Original title: Kedjan

Category: Fiction

Pub date: 14-08-2025

The Chain

Ingrid Marie Thorslund

A bruised woman rushes between the puddles on a dark street. She makes her way to a building where someone has carved a chain into the doorframe…

The year is 1975. Ten-year-old Hedda lives with her mother, Teresa, who runs the local tobacco shop on Erstagatan in the south of Stockholm, which is regularly visited by a motley crew of characters. Hedda knows that her mother’s women’s collective meets behind the thick red velvet curtain in the tobacco shop. What she doesn’t know is that they secretly run a network to protect victims of domestic violence. They are all links in a chain, in a time characterised by compassion and community.

We follow Hedda as she explores the streets of Stockholm, where she keeps catching glimpses into an adult world marked by betrayal, passion, friendship and violence. In Hedda and Teresas’ world, there are also magical things, places and people – their friend Agnes, who lives in Paris and works at a famous fashion house, the beautiful mobiles that Teresa creates, and the strange, artistic gentleman who might be a friend. But there is always a silent threat from the unknown men who want to stop Teresa.

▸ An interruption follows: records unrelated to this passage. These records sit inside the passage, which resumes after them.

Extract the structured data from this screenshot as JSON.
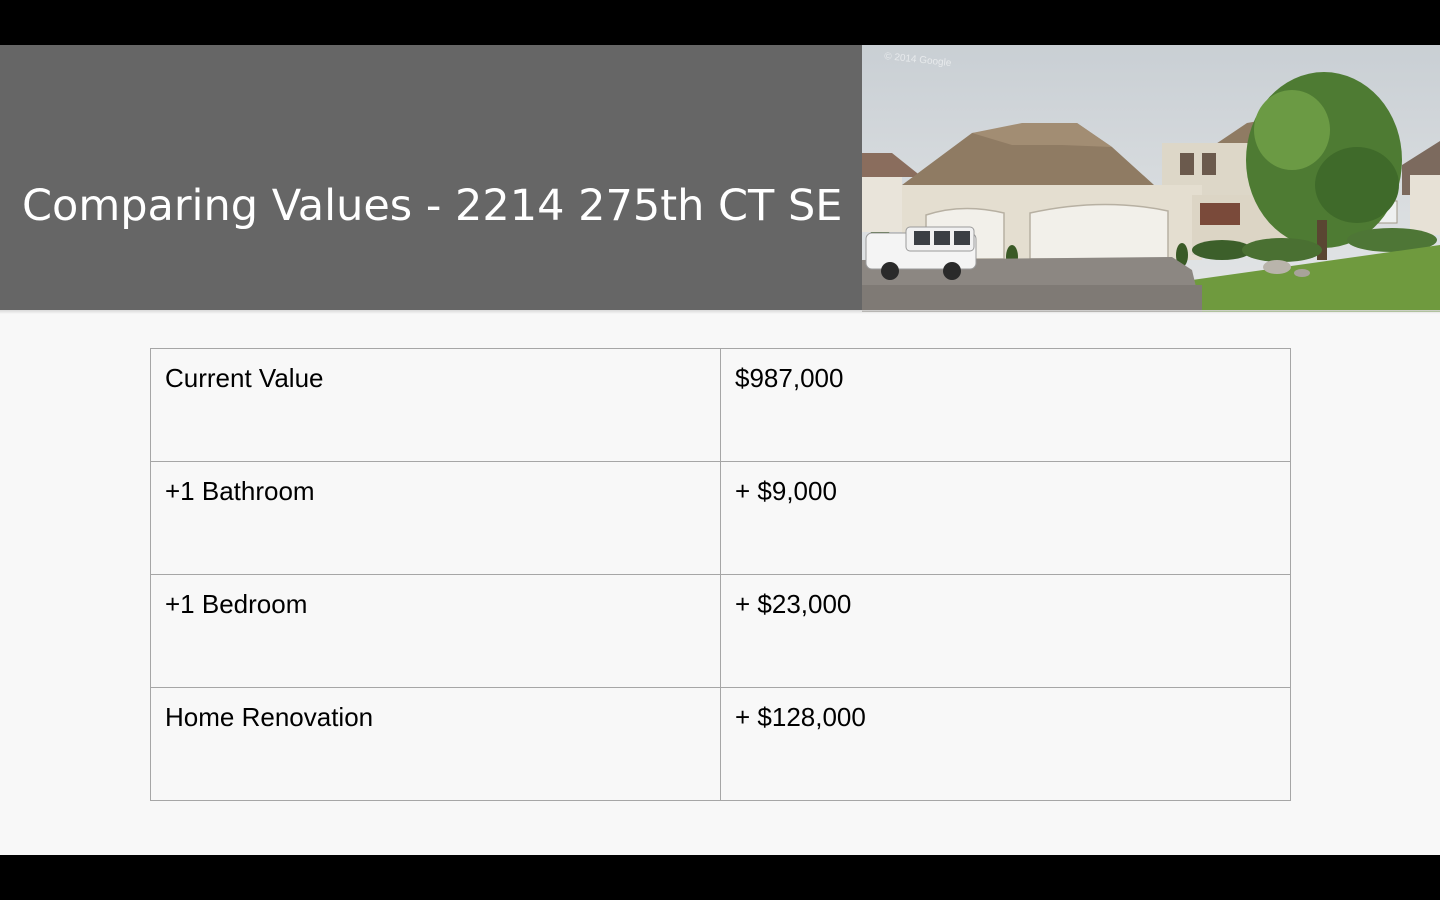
{
  "slide": {
    "title": "Comparing Values - 2214 275th CT SE",
    "photo": {
      "icon": "house-photo",
      "watermark": "© 2014 Google"
    }
  },
  "table": {
    "rows": [
      {
        "label": "Current Value",
        "value": "$987,000"
      },
      {
        "label": "+1 Bathroom",
        "value": "+ $9,000"
      },
      {
        "label": "+1 Bedroom",
        "value": "+ $23,000"
      },
      {
        "label": "Home Renovation",
        "value": "+ $128,000"
      }
    ]
  },
  "colors": {
    "title_band": "#666666",
    "slide_background": "#f8f8f8",
    "table_border": "#a6a6a6",
    "letterbox": "#000000"
  }
}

There is simultaneously a depth and a lightness in Ingrid Marie Thorslund’s writing, as she captures the voice of the child without compromising the integrity of the language or, for that matter, the child’s ability to express herself. Thorslund portrays events and characters with layers that are subtly woven together with well-crafted detail. There is a lot to read between the lines in her delicate, gripping and
action packed story.

‘I was completely captivated by this gentle and loving portrayal of Hedda’s journey into an adult world where love, violence and civil courage are intertwined in a phenomenal page-turner. I shed many tears while reading it, but I still carry a warm feeling of hope with me afterwards. The Chain is a book that stays in your heart, a story that is much needed in our current times.’